Qui, finalmente, ci avviciniamo ad un preoccupante primato: secondo i dati Eurostat l’Italia è il quinto paese in Europa per numero di tac e il terzo per risonanze magnetiche in rapporto al numero di abitanti. In compenso, l’impiego diretto dell’ecografia da parte dei medici non radiologi, che è diventato quasi la regola negli ospedali italiani, resta un miraggio nell’ambito della medicina generale, dove potrebbe avere un enorme impatto in termini di beneficio-costo, permettendo diagnosi immediate e riducendo tempi d’attesa e ritardi terapeutici.

Come spendere

Questo punto è di sicuro il più importante e allo stesso tempo il più controverso perché richiede di affrontare scelte di valore etico oltre che di carattere economico e amministrativo. L’esempio che più spesso viene citato è quello della terapia oncologica.

Senza entrare troppo nello specifico, né fare gli esempi più eclatanti, possiamo accettare la stima che un anno di terapia farmacologica antitumorale costi oggi circa 100mila euro. È un costo certamente elevato, ma molti potrebbero pensare che sia accettabile per combattere contro malattie così temibili.

Se però si guarda al rapporto tra costi e benefici, il quadro si fa più fosco. Considerando 71 farmaci commercializzati negli Stati Uniti tra il 2002 e il 2014, si è stimato che in media siano stati in grado di prolungare la vita dei pazienti con tumori solidi (come quelli del polmone o della mammella) di circa due mesi. Usando un criterio molto diffuso per questo genere di valutazioni, il Qaly (anno di vita ponderato per la qualità) si è anche valutato che i nuovi anticorpi monoclonali impiegati per la cura dei tumori possono costare tra i 400mila e i 900mila euro per ogni Qaly guadagnato. Sono cifre insostenibili per qualunque sistema sanitario.

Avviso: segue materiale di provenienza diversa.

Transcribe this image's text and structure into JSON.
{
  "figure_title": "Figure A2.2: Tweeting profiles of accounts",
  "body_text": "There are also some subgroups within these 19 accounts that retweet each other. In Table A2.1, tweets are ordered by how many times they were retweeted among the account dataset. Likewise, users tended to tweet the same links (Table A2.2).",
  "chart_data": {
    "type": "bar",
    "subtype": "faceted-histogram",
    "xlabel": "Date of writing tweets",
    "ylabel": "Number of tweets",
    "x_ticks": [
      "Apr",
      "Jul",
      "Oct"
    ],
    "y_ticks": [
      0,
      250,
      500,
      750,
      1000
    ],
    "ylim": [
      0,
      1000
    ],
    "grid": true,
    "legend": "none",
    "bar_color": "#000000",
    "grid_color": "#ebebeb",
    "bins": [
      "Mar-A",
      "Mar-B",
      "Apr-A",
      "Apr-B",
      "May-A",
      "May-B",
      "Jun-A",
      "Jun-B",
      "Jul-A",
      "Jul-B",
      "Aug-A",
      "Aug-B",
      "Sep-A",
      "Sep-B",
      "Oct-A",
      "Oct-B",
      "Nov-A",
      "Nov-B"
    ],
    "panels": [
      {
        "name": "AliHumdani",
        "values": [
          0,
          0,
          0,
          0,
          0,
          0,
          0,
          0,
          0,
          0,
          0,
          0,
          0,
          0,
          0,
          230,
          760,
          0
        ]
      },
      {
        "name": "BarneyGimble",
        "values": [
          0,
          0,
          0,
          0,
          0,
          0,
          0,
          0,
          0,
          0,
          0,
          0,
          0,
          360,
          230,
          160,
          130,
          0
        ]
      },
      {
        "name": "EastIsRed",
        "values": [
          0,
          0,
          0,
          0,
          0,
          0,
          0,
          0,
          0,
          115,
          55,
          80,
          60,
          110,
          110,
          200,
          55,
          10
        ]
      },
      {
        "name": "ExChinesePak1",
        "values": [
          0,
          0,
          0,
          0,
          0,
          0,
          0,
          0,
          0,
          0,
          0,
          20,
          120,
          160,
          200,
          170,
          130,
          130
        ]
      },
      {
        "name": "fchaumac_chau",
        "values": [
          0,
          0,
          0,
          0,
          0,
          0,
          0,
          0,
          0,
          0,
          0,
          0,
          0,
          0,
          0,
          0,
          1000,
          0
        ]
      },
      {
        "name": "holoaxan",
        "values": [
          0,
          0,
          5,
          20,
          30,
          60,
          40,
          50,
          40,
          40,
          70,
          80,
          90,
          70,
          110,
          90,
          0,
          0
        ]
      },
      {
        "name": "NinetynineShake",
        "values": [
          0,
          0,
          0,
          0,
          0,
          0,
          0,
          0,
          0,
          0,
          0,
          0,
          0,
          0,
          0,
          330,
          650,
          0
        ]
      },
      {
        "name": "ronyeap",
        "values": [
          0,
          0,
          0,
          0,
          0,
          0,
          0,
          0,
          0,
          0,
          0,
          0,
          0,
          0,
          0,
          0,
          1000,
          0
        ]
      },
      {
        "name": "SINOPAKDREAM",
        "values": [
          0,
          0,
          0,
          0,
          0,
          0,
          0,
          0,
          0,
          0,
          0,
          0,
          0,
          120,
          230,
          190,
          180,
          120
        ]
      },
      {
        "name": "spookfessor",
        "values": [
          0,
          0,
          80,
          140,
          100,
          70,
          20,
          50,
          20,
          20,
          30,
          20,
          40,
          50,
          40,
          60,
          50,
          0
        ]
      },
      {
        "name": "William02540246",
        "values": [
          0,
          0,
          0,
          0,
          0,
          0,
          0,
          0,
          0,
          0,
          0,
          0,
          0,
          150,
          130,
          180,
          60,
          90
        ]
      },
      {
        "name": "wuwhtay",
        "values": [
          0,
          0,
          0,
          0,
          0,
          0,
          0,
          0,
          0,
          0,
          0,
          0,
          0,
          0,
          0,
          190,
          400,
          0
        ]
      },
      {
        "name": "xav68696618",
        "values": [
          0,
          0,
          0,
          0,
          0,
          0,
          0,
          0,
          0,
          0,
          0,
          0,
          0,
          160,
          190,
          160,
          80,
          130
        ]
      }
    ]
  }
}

Il messaggio non vuole essere, almeno in questo contesto, che è necessario ripensare al trattamento dei tumori in fase avanzata, ma invece che, a risorse limitate, la scelta di investire in uno specifico settore della medicina significa inevitabilmente disinvestire da un altro. Non è solo una questione di capacità organizzativa e di prospettiva politica dunque, se i posti letto negli ospedali sono insufficienti, se gli stipendi dei medici e degli infermieri sono tra i più bassi in Europa, se il livello dell’assistenza territoriale è gravemente inadeguato.

La mancanza di risorse economiche che hanno costretto a queste scelte dipende anche (non solo) da una cultura, diffusa tra i cittadini come tra i medici e i politici, che vede l’alta specializzazione e l’impiego di tecnologie avanzate come una frontiera da difendere anche a scapito del buon funzionamento della medicina di base, nelle sue articolazioni territoriali e ospedaliere. Non è detto che non si possa cercare di salvare capra e cavoli, ma questo richiederà di fare scelte estremamente oculate e spesso controverse per quello che riguarda l’allocazione delle risorse.

Da domani ricominceremo a denunciare, giustamente, i ritardi e le inefficienze del nostro Servizio sanitario nazionale. Se però vogliamo spingere lo sguardo un po’ più in là, non possiamo fare a meno di confrontarci con i grandi interrogativi che una medicina sempre più tecnologica e sempre più costosa ci pone. Se si faranno le scelte sbagliate scivoleremo, ancora più di quanto già non sia, verso una medicina a due livelli: l’eccellenza per i più ricchi, una stagnante mediocrità per tutti gli altri.